Elle s’appelle Élise Moreau, et ses yeux n’ont
jamais vu le soleil, mais elle entend les voix
des morts dans les murs des vieilles maisons de
Montparnasse. Depuis 1922, les chants des
soldats disparus résonnent dans les rues comme
des échos de verre brisé — parce que le pacte de
1919 a changé la loi du monde : les âmes ne
passent pas à l’audelà, elles se figent dans les
objets qu’elles ont aimés. Un piano, un mouchoir,
une montre à gousset — tout devient tombeau
vivant. Les Français ont cessé de pleurer. Ils
ont appris à vivre avec les fantômes silencieux.
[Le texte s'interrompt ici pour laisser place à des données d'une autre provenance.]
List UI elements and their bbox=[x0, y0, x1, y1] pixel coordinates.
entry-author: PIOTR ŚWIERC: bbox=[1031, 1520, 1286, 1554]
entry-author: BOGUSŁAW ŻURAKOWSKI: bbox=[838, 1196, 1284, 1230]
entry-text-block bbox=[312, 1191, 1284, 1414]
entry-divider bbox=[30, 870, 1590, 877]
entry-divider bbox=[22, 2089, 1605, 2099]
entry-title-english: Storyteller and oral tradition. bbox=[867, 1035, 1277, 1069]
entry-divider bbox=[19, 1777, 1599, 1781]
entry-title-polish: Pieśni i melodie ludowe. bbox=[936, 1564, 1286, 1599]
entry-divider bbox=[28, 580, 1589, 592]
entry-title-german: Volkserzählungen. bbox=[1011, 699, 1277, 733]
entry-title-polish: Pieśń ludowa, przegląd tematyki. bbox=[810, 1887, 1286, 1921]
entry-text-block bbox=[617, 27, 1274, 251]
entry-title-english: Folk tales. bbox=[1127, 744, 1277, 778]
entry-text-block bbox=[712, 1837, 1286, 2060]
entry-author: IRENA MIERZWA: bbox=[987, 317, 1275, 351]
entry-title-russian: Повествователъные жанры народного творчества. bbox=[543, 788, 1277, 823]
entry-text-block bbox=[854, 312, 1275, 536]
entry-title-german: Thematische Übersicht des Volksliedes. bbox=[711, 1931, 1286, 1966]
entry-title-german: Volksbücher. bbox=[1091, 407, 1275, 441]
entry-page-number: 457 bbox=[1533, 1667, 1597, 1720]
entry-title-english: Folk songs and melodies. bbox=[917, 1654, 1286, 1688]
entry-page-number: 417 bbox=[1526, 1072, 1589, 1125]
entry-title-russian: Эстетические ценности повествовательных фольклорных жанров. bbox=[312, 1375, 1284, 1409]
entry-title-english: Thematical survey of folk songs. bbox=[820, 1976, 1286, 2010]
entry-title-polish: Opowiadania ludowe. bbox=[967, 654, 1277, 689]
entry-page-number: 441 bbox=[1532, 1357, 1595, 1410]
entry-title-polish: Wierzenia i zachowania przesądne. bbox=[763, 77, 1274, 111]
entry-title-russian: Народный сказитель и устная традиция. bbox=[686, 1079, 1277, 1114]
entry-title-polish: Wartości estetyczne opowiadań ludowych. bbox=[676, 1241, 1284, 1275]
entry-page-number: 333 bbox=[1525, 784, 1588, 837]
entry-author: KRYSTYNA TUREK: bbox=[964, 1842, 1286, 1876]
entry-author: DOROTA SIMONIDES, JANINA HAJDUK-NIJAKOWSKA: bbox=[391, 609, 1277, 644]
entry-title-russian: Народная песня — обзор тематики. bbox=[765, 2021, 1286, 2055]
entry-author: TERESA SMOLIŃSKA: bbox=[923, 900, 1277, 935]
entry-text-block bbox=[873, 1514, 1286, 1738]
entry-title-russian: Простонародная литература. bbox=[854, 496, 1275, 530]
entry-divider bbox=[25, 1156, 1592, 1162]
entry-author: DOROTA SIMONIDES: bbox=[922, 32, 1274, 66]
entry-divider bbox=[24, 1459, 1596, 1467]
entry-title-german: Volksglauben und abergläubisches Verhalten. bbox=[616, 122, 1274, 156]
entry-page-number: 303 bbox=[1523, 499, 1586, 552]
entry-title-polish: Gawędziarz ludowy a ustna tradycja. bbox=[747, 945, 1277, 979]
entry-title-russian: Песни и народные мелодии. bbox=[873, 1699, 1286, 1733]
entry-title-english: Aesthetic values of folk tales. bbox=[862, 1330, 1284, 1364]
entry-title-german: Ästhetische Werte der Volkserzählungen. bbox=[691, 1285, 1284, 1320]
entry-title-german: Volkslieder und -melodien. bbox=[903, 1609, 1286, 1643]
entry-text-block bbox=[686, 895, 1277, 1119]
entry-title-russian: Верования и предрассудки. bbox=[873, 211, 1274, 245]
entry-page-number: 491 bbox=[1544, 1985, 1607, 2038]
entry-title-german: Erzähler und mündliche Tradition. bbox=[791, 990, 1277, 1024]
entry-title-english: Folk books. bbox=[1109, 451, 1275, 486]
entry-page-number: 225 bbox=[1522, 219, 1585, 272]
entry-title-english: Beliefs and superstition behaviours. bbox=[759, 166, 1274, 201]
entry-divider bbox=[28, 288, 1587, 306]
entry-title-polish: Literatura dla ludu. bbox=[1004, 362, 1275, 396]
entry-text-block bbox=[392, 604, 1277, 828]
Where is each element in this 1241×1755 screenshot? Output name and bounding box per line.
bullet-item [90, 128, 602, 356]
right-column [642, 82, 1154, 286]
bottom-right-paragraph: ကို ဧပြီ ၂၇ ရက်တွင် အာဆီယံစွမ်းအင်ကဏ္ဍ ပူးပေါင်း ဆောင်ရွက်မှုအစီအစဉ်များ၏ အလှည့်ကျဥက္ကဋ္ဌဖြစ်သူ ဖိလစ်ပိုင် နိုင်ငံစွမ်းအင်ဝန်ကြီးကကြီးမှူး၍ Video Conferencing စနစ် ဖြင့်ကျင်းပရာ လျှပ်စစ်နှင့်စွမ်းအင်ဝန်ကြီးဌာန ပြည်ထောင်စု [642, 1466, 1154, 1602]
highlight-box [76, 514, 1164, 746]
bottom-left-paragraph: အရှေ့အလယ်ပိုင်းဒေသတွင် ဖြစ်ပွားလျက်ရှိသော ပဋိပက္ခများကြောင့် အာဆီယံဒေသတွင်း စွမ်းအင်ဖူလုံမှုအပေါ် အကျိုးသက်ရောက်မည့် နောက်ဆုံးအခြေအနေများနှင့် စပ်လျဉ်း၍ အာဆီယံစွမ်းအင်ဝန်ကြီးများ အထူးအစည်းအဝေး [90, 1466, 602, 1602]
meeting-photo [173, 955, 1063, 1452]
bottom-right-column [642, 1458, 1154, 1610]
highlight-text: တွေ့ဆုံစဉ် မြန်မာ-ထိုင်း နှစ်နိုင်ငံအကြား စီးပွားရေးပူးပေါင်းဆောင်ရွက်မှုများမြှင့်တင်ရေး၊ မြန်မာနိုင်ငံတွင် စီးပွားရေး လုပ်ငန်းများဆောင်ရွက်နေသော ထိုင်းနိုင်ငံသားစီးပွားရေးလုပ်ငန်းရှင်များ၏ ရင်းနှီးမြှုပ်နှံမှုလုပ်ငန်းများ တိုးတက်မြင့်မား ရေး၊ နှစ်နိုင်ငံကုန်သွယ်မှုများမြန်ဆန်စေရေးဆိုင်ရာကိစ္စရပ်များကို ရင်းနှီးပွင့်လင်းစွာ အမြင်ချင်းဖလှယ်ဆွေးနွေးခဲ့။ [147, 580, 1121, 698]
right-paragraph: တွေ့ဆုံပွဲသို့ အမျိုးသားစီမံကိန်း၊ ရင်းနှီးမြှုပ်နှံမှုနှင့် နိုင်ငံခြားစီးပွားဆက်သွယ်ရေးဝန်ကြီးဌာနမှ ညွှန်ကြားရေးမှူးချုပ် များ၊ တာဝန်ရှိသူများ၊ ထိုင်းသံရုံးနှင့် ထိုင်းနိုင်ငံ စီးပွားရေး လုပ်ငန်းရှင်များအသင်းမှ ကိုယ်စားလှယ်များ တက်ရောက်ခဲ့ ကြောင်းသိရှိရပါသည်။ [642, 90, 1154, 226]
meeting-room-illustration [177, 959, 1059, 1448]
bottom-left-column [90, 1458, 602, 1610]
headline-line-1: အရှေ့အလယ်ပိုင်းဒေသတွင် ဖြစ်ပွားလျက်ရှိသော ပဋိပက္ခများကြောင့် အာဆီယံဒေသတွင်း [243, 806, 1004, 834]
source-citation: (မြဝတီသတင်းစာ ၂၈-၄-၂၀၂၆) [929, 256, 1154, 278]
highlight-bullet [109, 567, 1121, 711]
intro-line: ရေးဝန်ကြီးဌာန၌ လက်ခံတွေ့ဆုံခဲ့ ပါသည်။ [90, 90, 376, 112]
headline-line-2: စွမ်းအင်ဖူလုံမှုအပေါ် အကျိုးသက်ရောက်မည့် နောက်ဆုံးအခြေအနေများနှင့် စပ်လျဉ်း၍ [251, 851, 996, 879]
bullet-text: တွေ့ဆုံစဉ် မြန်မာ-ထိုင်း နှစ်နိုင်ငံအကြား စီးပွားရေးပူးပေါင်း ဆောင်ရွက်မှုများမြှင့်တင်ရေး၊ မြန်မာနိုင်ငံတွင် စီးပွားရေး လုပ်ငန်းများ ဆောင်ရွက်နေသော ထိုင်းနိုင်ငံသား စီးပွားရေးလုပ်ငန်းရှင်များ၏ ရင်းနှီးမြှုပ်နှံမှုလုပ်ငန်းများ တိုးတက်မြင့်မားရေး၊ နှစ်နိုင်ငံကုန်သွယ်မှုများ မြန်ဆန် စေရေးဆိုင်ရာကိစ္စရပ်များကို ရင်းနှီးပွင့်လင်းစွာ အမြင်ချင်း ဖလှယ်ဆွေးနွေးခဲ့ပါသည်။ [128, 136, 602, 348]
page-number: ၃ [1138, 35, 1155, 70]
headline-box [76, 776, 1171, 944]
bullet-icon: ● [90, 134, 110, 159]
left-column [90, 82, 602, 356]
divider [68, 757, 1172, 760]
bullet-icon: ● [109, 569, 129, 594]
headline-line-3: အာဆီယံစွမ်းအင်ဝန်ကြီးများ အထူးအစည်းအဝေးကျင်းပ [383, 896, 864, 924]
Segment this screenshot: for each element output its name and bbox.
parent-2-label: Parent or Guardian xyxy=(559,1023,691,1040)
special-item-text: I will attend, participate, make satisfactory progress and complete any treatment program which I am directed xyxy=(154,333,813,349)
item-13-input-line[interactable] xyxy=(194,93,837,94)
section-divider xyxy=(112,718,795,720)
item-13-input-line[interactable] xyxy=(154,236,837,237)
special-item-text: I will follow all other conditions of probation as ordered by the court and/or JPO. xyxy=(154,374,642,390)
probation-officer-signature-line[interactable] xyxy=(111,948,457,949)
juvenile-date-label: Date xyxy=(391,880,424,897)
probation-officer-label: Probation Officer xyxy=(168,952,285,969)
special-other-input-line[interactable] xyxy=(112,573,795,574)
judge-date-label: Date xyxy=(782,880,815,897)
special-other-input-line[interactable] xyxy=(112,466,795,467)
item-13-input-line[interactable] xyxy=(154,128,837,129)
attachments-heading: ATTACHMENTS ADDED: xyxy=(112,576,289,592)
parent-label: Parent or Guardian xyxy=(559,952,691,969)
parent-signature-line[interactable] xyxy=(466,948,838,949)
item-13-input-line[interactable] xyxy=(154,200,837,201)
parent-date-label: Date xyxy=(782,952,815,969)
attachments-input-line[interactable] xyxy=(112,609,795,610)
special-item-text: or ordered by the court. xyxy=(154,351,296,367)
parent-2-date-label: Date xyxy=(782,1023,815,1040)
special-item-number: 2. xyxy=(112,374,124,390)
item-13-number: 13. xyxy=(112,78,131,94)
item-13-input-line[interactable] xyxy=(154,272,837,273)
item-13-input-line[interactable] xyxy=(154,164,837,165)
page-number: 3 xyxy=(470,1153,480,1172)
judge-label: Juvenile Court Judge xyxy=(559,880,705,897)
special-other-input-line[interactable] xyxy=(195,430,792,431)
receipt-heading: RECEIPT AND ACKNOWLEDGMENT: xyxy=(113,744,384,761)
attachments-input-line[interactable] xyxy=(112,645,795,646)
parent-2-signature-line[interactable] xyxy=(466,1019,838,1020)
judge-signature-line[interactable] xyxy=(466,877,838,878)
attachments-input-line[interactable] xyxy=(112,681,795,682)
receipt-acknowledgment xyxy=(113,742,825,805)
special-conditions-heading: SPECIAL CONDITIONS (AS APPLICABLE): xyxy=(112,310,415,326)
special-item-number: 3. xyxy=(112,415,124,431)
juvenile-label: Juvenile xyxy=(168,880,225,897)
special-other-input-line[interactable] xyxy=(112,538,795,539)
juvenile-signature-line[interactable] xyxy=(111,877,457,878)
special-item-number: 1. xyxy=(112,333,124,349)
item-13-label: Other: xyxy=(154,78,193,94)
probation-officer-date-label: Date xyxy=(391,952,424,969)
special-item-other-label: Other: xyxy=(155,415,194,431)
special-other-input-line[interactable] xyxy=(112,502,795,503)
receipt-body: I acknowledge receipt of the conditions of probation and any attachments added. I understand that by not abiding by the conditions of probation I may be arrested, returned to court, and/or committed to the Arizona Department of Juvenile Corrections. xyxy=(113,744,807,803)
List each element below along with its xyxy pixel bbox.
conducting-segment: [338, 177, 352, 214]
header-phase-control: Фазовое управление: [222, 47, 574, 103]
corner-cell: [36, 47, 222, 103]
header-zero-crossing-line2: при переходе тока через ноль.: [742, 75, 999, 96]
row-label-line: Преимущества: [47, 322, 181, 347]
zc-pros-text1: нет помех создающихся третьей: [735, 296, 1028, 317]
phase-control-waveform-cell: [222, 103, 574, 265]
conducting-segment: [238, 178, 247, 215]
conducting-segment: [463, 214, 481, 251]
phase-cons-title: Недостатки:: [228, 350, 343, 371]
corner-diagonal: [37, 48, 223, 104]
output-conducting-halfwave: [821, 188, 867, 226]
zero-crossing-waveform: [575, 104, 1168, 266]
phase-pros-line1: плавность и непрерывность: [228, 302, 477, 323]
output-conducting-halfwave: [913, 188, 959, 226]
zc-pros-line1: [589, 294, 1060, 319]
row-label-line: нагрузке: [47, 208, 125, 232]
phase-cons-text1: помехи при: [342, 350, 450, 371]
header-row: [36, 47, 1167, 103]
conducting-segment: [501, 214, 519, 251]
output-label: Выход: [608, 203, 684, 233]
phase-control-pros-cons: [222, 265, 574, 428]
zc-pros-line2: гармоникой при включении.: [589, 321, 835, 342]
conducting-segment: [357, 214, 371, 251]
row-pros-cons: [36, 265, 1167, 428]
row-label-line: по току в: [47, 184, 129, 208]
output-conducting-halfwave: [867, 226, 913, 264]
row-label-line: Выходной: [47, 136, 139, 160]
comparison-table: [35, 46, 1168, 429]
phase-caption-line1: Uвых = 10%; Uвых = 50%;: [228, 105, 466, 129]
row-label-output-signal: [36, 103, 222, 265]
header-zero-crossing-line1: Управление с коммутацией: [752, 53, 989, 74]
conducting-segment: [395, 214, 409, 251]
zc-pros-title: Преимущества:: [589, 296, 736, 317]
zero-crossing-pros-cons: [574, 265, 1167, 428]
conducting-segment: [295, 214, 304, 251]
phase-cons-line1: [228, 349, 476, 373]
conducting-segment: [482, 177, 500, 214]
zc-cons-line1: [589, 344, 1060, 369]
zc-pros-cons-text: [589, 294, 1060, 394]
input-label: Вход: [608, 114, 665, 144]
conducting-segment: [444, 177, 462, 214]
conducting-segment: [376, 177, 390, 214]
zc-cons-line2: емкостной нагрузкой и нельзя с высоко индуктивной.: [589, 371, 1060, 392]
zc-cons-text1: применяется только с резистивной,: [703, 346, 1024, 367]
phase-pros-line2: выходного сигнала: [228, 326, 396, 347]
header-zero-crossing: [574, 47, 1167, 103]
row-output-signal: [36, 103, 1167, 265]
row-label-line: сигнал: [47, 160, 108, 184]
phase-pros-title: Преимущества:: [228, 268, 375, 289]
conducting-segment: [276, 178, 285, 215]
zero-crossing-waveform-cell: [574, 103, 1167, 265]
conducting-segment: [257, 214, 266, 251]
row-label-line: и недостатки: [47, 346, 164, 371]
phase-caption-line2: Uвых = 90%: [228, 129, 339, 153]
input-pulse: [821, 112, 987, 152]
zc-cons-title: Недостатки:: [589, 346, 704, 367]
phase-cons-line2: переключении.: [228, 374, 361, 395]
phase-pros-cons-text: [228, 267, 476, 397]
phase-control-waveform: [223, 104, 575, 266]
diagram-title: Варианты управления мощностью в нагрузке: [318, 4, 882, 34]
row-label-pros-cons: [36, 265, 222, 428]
Élise ne chante pas pour guérir. Elle chante
pour retrouver son frère, englouti dans la boue
de Verdun. Son voix, unique, est la seule à
pouvoir réveiller les esprits prisonniers. Mais
chaque fois qu’elle ouvre la bouche, quelque
chose disparaît de la mémoire du pays. Un pont
construit en 1925 s’efface d’un coup. Une
chanson de Piaf n’est plus chantée. Un nom de
rue devient un mot vide. La République ne le
sait pas encore. Mais les archives du Ministère
de la Culture, tenues en secret depuis 1921, ont
noté : un chant = une perte. Un chant = une
trahison.
Le soir du 14 juillet 1933, elle monte sur la
scène du Théâtre de l’Odéon, vêtue de noir, les
mains posées sur un vieux piano dont le bois
contient le dernier souffle de son frère. Elle
chante — pas une mélodie, mais un appel. Un
chant ancien, appris en rêve, que seul un mort
peut transmettre. Les lumières s’éteignent. Les
spectateurs pleurent sans savoir pourquoi. Dans
la rue, une affiche de la Victoire de 1918 se
décolle, roule au sol, et disparaît en cendres.
À l’intérieur, un enfant de dix ans demande à sa
mère : « Qui est Clemenceau ? » Elle ne sait pas.
Personne ne sait plus.
Lorsque le dernier accord retentit, Élise ne
chante plus. Elle est silencieuse. Son frère est
là, debout dans le coin, les yeux clairs, la
voix intacte. Il sourit. Il dit : « Tu as gagné.
» Puis il s’efface. Pas en fumée. En oubli. Le
piano, lui, reste. Vide. Sans âme. Sans histoire.
Le lendemain, les journaux parlent d’un concert
magique. Personne ne mentionne le nom du soldat.
Personne ne se souvient du traité de 1919. Le
ministère efface les dossiers. Les rues changent
de nom. La mémoire nationale se recoud, mais
elle est plus légère. Plus vide.
Élise marche vers la Seine, les mains vides.
Elle ne chante plus. Elle ne peut plus. Le monde
a oublié les morts. Et elle, elle a oublié
pourquoi elle l’a fait.
Le vent glisse entre ses doigts.
Elle se souvient seulement d’un parfum — de
lavande et de terre mouillée.
Et d’un nom qu’elle ne prononce jamais.